Can Your Dog Be Your Best Friend? A New Survey Says You Probably Put Your Pup Before Your BFF
I love hanging out with my BFF. He's cuddly, smart, as loyal as can be, and sweet — until he starts biting my hand. I'm talking about my dog best friend, Hank, BTW, who's still growing out of the puppy stage. While I definitely have some pretty fantastic human friends, there's something super special about spending time with my fluffy little buddy. After all, there has to be a reason why people say that a dog is a girl's best friend, right? If your dog is your best friend, first of all, same, but second of all, a new survey might help explain why exactly you'd rather chill with your pup than your bestie on a Friday night.
The survey, conducted by dog-friendly Mercure Hotels and OnePoll.com, returned some super sentimental results for pup owners everywhere. Fifty-three percent of survey respondents said that they preferred the company of their pup pals to their human friends, so if you've ever ditched your BFF in favor of snuggling on the couch with your dog, then you are definitely not alone, my friend.
But why is this such a common phenomenon? Why do so many of us prefer to spend time with animals than with actual people? Well, according to John Bradshaw, an honorary research fellow at the University of Bristol in England and author of the book The Animals Among Us, there are lots of reasons why you might seek the company of your dog on a stressful day as opposed to your best friend, one of which has to do with how most people perceive pets in general. People with animals are viewed as more trustworthy individuals, Bradshaw told The Washington Post. "I think it actually explains quite a lot — people are believed when they tell nice stories about animals," he told the publication.
But BFFs aren't the only ones getting the boot in favor of quality time with a pup, according to the OnePoll.com survey. If you've ever been jealous of how much time your partner spends with their pet, your concern might not be unfounded, as 17 percent of people in the survey said that they'd rather spend time with their pet than their significant other. #Relatable.

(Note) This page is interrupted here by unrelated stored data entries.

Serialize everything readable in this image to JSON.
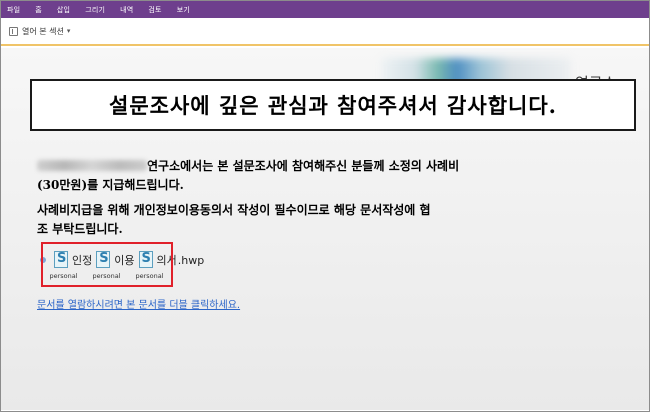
{
  "menu": {
    "items": [
      "파일",
      "홈",
      "삽입",
      "그리기",
      "내역",
      "검토",
      "보기"
    ]
  },
  "toolbar": {
    "section_label": "열어 본 섹션"
  },
  "header": {
    "logo_text": "연구소"
  },
  "banner": {
    "title": "설문조사에 깊은 관심과 참여주셔서 감사합니다."
  },
  "body": {
    "para1_line1": "연구소에서는 본 설문조사에 참여해주신 분들께 소정의 사례비",
    "para1_line2": "(30만원)를 지급해드립니다.",
    "para2_line1": "사례비지급을 위해 개인정보이용동의서 작성이 필수이므로 해당 문서작성에 협",
    "para2_line2": "조 부탁드립니다."
  },
  "attachment": {
    "fragments": [
      "인정",
      "이용",
      "의서",
      ".hwp"
    ],
    "captions": [
      "personal",
      "personal",
      "personal"
    ]
  },
  "link": {
    "text": "문서를 열람하시려면 본 문서를 더블 클릭하세요."
  },
  "colors": {
    "menubar": "#6e3f8d",
    "toolbar_underline": "#f0c468",
    "attachment_outline": "#e0202a",
    "link": "#2a64c8"
  }
}
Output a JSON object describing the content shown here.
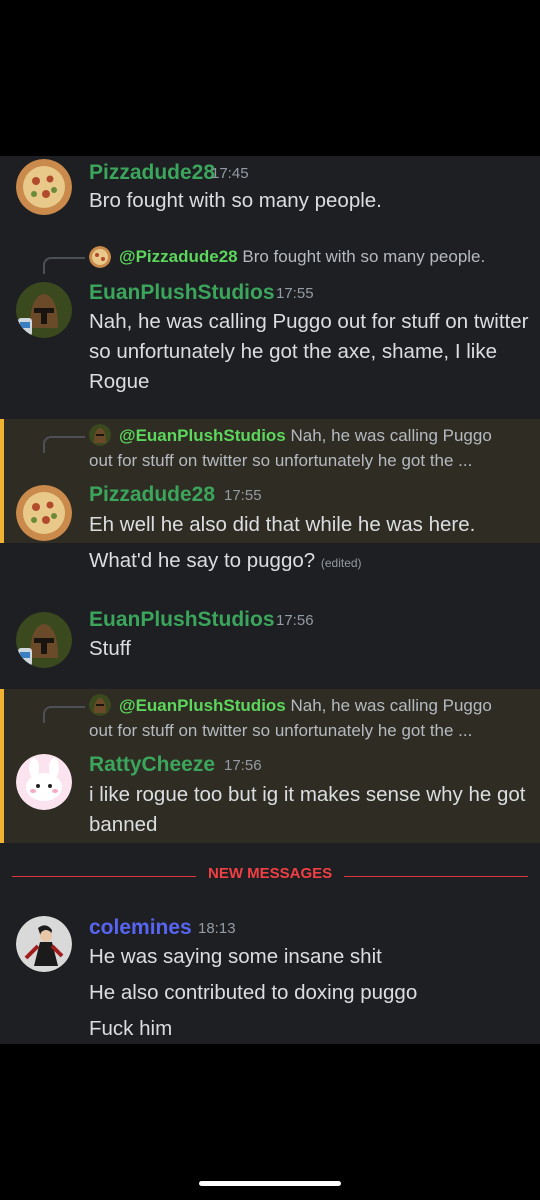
{
  "colors": {
    "green_name": "#3ba55c",
    "purple_name": "#5865f2",
    "new_messages": "#f23f43",
    "highlight_bar": "#f0b232"
  },
  "messages": [
    {
      "author": "Pizzadude28",
      "time": "17:45",
      "lines": [
        "Bro fought with so many people."
      ]
    },
    {
      "reply": {
        "mention": "@Pizzadude28",
        "text": "Bro fought with so many people."
      },
      "author": "EuanPlushStudios",
      "time": "17:55",
      "text": "Nah, he was calling Puggo out for stuff on twitter so unfortunately he got the axe, shame, I like Rogue"
    },
    {
      "reply": {
        "mention": "@EuanPlushStudios",
        "text_first": "Nah, he was calling Puggo",
        "text_second": "out for stuff on twitter so unfortunately he got the ..."
      },
      "author": "Pizzadude28",
      "time": "17:55",
      "line1": "Eh well he also did that while he was here.",
      "line2": "What'd he say to puggo?",
      "edited": "(edited)"
    },
    {
      "author": "EuanPlushStudios",
      "time": "17:56",
      "text": "Stuff"
    },
    {
      "reply": {
        "mention": "@EuanPlushStudios",
        "text_first": "Nah, he was calling Puggo",
        "text_second": "out for stuff on twitter so unfortunately he got the ..."
      },
      "author": "RattyCheeze",
      "time": "17:56",
      "text": "i like rogue too but ig it makes sense why he got banned"
    },
    {
      "author": "colemines",
      "time": "18:13",
      "line1": "He was saying some insane shit",
      "line2": "He also contributed to doxing puggo",
      "line3": "Fuck him"
    }
  ],
  "divider": {
    "label": "NEW MESSAGES"
  }
}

Interestingly, Bradshaw told The Washington Post that the roots of this run deep in history. "People who were seen to be good with animals were more accepted by other people in their tribe," he explained to the publication, "and there may have even been some selection for brides and grooms based on affinity with animals." Isn't that wild to think about?
What's more, while some people may consider empathy to be a uniquely human trait, Carl Safina, an environmental writer and author of the book Beyond Words: How Animals Think and Feel, believes otherwise. Dogs may not be able to communicate with you using English words, but according to Safina, they can definitely pick up on your feelings and sense a strong connection to you. "The only thing [dogs] cannot do is speak to us in full sentences, but they communicate all the time," Safina told National Geographic — which makes sense when you think about it. After all, if you've ever seen one of those heartwarming news stories of a dog rescuing a child from danger, then you know there's a meaningful connection of some kind between canines and humans. It's complicated, and we may not know exactly why that connection exists, but you can't doubt that it's there.
Bottom line: Having a pet around just makes you feel better, according to research published in the Journal of Personality and Social Psychology, which, after surveying hundreds of pet owners, found that "pets can serve as important sources of social support," not to mention offer "many positive psychological and physical benefits for their owners."
If you're a proud dog mom, hug your pooch a little closer, and maybe plan a special outing just for the two of you to hit a nearby park or grab some dog-friendly froyo.